We plan a half-day event for 4 hours, including talks by two invited speakers, and one interactive session. For participants who could not attend in person, we will disseminate the papers and pre-recorded videos on our workshop page, which also consists of a comment section for Q&A.
Humans can perceive social cues and the interaction context of another human to infer the internal states including cognitive and emotional states, empathy, and intention. This unique ability to infer internal states leads to effective social interaction between humans desirable in many intelligent systems such as collaborative and social robots, and humanmachine interaction systems. However, it is challenging for machines to perceive human states under noisy real-world settings, which are usually measured by noninvasive sensors. Recent works investigating the potential solutions for the estimation of human states under controlled conditions using facial features with the off-the-shelf camera by leveraging deep learning methods. This workshop aims to bring interdisciplinary researchers across computer vision, artificial intelligence, robotics, and human-computer interaction together to share current research achievements and discuss future research directions for human behavior and state understanding, and their potential application, especially in the wild environment.
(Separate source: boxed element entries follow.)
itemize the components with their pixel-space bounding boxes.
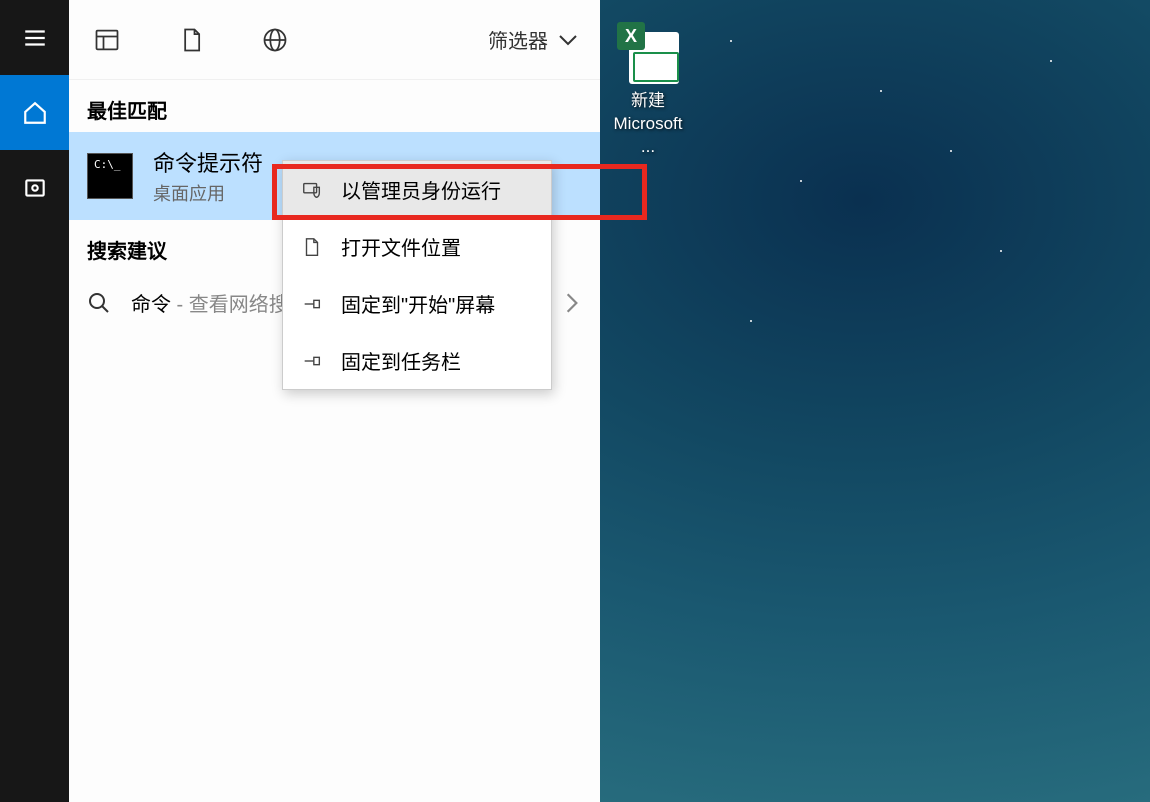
ctx-label: 以管理员身份运行 (341, 175, 501, 204)
suggestion-text: 命令 - 查看网络搜 (131, 288, 289, 317)
folder-icon (301, 236, 323, 258)
best-match-header: 最佳匹配 (69, 80, 600, 132)
desktop-icon-excel[interactable]: X 新建 Microsoft ... (606, 22, 690, 159)
ctx-label: 固定到任务栏 (341, 346, 461, 375)
result-subtitle: 桌面应用 (153, 180, 263, 206)
ctx-label: 固定到"开始"屏幕 (341, 289, 495, 318)
globe-icon (261, 26, 289, 54)
result-text: 命令提示符 桌面应用 (153, 146, 263, 206)
search-results-panel: 筛选器 最佳匹配 C:\_ 命令提示符 桌面应用 搜索建议 命令 - 查看网络搜 (69, 0, 600, 802)
ctx-label: 打开文件位置 (341, 232, 461, 261)
desktop-icon-label: 新建 Microsoft ... (606, 90, 690, 159)
apps-icon (93, 26, 121, 54)
home-button[interactable] (0, 75, 69, 150)
chevron-down-icon (558, 33, 578, 47)
ctx-pin-start[interactable]: 固定到"开始"屏幕 (283, 275, 551, 332)
shield-icon (301, 179, 323, 201)
cmd-icon-text: C:\_ (94, 158, 121, 171)
filter-dropdown[interactable]: 筛选器 (488, 25, 578, 54)
filter-label: 筛选器 (488, 25, 548, 54)
tab-documents[interactable] (171, 20, 211, 60)
pin-icon (301, 293, 323, 315)
search-icon (87, 291, 111, 315)
suggestion-term: 命令 (131, 294, 171, 316)
cmd-icon: C:\_ (87, 153, 133, 199)
menu-button[interactable] (0, 0, 69, 75)
tab-apps[interactable] (87, 20, 127, 60)
ctx-pin-taskbar[interactable]: 固定到任务栏 (283, 332, 551, 389)
suggestion-hint: - 查看网络搜 (171, 294, 289, 316)
ctx-run-as-admin[interactable]: 以管理员身份运行 (283, 161, 551, 218)
desktop-area[interactable]: X 新建 Microsoft ... (600, 0, 1150, 802)
result-title: 命令提示符 (153, 146, 263, 178)
chevron-right-icon[interactable] (560, 291, 584, 315)
home-icon (22, 100, 48, 126)
hamburger-icon (22, 25, 48, 51)
tab-web[interactable] (255, 20, 295, 60)
pin-icon (301, 350, 323, 372)
filter-tabs: 筛选器 (69, 0, 600, 80)
card-icon (22, 175, 48, 201)
document-icon (177, 26, 205, 54)
settings-button[interactable] (0, 150, 69, 225)
nav-sidebar (0, 0, 69, 802)
context-menu: 以管理员身份运行 打开文件位置 固定到"开始"屏幕 固定到任务栏 (282, 160, 552, 390)
excel-file-icon: X (617, 22, 679, 84)
ctx-open-location[interactable]: 打开文件位置 (283, 218, 551, 275)
excel-badge: X (617, 22, 645, 50)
Specifically, we are interested in cognition-aware computing by integrating environment contexts and multi-modal nonverbal social cues not limited to gaze interaction, body language and para language. More importantly, we extend multi-modal human behavior research to infer the internal states of humans. This is a challenging problem yet important to realize effective interaction between humans and intelligent systems.
It is desirable for intelligent systems like robots, virtual agents, human-machine interfaces to collaborate and interact seamlessly with humans in the era of Industry 5.0, where intelligent systems must work alongside humans to perform a variety of tasks anywhere at home, factories, offices, transit, etc. The underlying technologies to achieve efficient and intelligent collaboration between humans and ubiquitous intelligent systems can be realized by cooperative intelligence, spanning interdisciplinary studies between robotics, AI, human-robot and -computer interaction, computer vision, cognitive science, etc.
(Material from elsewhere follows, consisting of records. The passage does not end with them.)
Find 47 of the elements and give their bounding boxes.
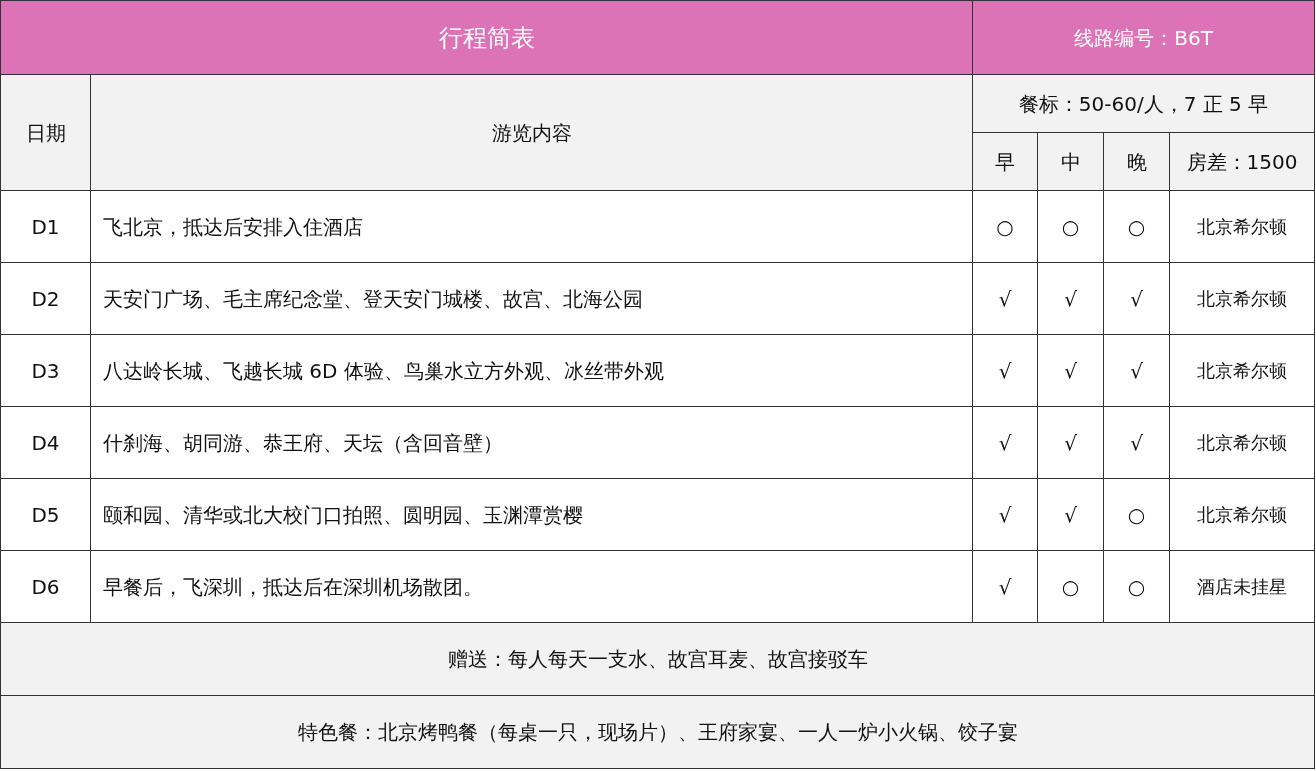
- hotel-cell: 北京希尔顿: [1169, 334, 1315, 407]
- itinerary-cell: 八达岭长城、飞越长城 6D 体验、鸟巢水立方外观、冰丝带外观: [90, 334, 973, 407]
- hotel-cell: 北京希尔顿: [1169, 262, 1315, 335]
- itinerary-cell: 什刹海、胡同游、恭王府、天坛（含回音壁）: [90, 406, 973, 479]
- column-header: 早: [972, 132, 1038, 191]
- column-header: 晚: [1103, 132, 1170, 191]
- itinerary-cell: 颐和园、清华或北大校门口拍照、圆明园、玉渊潭赏樱: [90, 478, 973, 551]
- itinerary-cell: 天安门广场、毛主席纪念堂、登天安门城楼、故宫、北海公园: [90, 262, 973, 335]
- day-cell: D2: [0, 262, 91, 335]
- meal-standard: 餐标：50-60/人，7 正 5 早: [972, 74, 1315, 133]
- meal-mark: ○: [972, 190, 1038, 263]
- meal-mark: √: [1103, 406, 1170, 479]
- note-text: 赠送：每人每天一支水、故宫耳麦、故宫接驳车: [0, 622, 1315, 696]
- meal-mark: √: [1037, 406, 1104, 479]
- meal-mark: ○: [1037, 550, 1104, 623]
- day-cell: D3: [0, 334, 91, 407]
- day-cell: D6: [0, 550, 91, 623]
- meal-mark: √: [972, 334, 1038, 407]
- meal-mark: ○: [1103, 478, 1170, 551]
- day-cell: D1: [0, 190, 91, 263]
- hotel-cell: 北京希尔顿: [1169, 478, 1315, 551]
- meal-mark: √: [1037, 334, 1104, 407]
- table-title: 行程简表: [0, 0, 973, 75]
- meal-mark: √: [1103, 262, 1170, 335]
- meal-mark: √: [972, 478, 1038, 551]
- hotel-cell: 酒店未挂星: [1169, 550, 1315, 623]
- meal-mark: √: [1037, 262, 1104, 335]
- column-header: 日期: [0, 74, 91, 191]
- meal-mark: √: [1103, 334, 1170, 407]
- meal-mark: √: [1037, 478, 1104, 551]
- hotel-cell: 北京希尔顿: [1169, 190, 1315, 263]
- column-header: 中: [1037, 132, 1104, 191]
- meal-mark: ○: [1103, 190, 1170, 263]
- hotel-cell: 北京希尔顿: [1169, 406, 1315, 479]
- note-text: 特色餐：北京烤鸭餐（每桌一只，现场片）、王府家宴、一人一炉小火锅、饺子宴: [0, 695, 1315, 769]
- day-cell: D4: [0, 406, 91, 479]
- meal-mark: √: [972, 550, 1038, 623]
- room-difference: 房差：1500: [1169, 132, 1315, 191]
- day-cell: D5: [0, 478, 91, 551]
- route-code: 线路编号：B6T: [972, 0, 1315, 75]
- meal-mark: ○: [1037, 190, 1104, 263]
- itinerary-cell: 早餐后，飞深圳，抵达后在深圳机场散团。: [90, 550, 973, 623]
- meal-mark: √: [972, 406, 1038, 479]
- itinerary-cell: 飞北京，抵达后安排入住酒店: [90, 190, 973, 263]
- meal-mark: ○: [1103, 550, 1170, 623]
- meal-mark: √: [972, 262, 1038, 335]
- column-header: 游览内容: [90, 74, 973, 191]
One of the main considerations to achieve cooperative intelligence between humans and intelligent systems is to enable everyone and everything to know each other well, like how humans can trust or infer the implicit internal states like intention, emotion, and cognitive states of each other. The importance of empathy to facilitate human-robot interaction has been highlighted in previous studies . However, it is difficult for intelligent systems to estimate the internal states of humans because they are dependent on the complex social dynamics and environment contexts. This requires intelligent systems to be capable of sensing the multi-modal inputs, reasoning the underlying abstract knowledge, and generating the corresponding responses to collaborate and interact with humans.
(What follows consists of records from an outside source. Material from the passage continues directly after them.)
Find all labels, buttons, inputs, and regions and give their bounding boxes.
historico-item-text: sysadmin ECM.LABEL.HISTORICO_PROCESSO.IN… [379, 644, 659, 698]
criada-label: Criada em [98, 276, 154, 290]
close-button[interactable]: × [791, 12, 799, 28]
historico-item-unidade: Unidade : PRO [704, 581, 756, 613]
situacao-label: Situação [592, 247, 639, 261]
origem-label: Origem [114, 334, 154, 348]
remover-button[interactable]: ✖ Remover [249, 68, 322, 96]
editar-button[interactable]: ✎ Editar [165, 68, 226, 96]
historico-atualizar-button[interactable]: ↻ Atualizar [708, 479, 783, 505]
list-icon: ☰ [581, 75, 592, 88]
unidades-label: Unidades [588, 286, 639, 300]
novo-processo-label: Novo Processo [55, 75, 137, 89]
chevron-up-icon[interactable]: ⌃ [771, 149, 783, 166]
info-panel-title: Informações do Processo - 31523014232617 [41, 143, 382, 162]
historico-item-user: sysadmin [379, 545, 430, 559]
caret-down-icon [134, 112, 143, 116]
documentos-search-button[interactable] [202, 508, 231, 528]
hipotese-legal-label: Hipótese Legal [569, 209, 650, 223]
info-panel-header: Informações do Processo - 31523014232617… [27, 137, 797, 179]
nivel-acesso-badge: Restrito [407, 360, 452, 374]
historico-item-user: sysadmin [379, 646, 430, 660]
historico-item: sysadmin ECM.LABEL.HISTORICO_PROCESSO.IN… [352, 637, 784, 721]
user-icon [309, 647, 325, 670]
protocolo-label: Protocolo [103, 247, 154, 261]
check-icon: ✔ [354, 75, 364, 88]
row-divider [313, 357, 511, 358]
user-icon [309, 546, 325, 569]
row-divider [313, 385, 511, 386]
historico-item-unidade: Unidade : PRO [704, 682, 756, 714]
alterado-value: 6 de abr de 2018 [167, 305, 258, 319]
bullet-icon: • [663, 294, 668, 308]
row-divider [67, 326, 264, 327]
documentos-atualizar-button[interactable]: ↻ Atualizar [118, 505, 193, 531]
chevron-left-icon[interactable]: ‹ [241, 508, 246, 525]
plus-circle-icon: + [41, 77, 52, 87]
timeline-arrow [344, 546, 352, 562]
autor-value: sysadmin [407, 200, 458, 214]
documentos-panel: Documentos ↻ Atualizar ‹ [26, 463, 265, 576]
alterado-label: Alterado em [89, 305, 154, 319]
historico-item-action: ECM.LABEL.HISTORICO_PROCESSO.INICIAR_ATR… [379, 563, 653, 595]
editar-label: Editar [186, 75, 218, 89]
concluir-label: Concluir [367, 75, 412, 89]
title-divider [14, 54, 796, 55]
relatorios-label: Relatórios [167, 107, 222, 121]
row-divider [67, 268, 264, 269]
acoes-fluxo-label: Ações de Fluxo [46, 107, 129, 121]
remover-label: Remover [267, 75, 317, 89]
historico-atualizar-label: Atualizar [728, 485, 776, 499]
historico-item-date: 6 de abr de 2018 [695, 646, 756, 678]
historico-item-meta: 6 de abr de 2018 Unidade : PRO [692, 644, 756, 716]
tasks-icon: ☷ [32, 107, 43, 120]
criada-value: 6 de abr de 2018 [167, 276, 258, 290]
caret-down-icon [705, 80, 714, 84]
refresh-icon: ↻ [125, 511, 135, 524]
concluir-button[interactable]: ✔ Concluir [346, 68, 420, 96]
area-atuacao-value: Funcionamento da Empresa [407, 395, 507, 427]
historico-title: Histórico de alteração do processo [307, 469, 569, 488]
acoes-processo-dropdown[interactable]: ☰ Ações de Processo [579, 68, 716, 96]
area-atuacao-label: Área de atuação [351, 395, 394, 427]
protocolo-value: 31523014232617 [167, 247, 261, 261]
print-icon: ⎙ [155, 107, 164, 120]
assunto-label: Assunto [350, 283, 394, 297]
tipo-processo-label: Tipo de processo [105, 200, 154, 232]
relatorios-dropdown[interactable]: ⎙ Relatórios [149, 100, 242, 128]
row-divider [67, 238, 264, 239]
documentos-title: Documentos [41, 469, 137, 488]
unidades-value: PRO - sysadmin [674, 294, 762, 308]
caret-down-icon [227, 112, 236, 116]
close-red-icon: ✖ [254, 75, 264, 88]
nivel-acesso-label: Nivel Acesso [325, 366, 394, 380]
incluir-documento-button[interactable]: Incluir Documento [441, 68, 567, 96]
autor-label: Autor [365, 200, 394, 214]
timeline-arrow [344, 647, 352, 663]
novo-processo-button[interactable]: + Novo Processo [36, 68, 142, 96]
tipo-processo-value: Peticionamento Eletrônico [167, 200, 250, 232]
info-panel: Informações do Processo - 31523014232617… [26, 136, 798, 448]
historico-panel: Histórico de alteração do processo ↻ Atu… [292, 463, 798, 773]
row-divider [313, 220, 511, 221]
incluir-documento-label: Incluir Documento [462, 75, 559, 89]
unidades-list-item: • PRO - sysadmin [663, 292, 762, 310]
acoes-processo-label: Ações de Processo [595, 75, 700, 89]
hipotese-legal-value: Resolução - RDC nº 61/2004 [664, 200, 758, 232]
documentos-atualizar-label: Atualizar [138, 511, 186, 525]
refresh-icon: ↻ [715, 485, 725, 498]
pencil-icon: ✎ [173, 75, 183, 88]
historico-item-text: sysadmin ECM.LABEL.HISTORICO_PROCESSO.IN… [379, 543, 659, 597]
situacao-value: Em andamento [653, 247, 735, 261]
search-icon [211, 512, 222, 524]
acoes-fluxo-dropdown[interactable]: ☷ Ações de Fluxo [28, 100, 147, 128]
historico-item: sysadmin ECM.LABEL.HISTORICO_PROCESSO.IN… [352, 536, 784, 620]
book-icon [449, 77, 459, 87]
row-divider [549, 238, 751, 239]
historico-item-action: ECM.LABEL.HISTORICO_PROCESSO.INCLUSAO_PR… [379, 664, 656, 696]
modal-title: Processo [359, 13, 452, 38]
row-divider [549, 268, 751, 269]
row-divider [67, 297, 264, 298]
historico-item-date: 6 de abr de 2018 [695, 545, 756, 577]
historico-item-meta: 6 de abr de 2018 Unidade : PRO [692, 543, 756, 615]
There are many studies on estimating internal states of humans through measurements of wearables and non-invasive sensors, but it would be difficult to implement these solutions in the wild because of the additional sensors to be worn by humans. One promising solution is to use audiovisual data like nonverbal behavior cues consisting of gaze interaction, facial expression, body language and paralanguage to infer the internal states of humans. Researchers in cognitive and social psychology have long advocated that these nonverbal behaviors are subconsciously generated by humans and reflect the internal states of humans under different contexts. Some salient examples are the studies on emotion recognition using facial and body language in controlled environment. It remains an open question for intelligent systems to sense and recognize nonverbal cues and reason the rich underlying internal states of humans in the wild and noisy environments.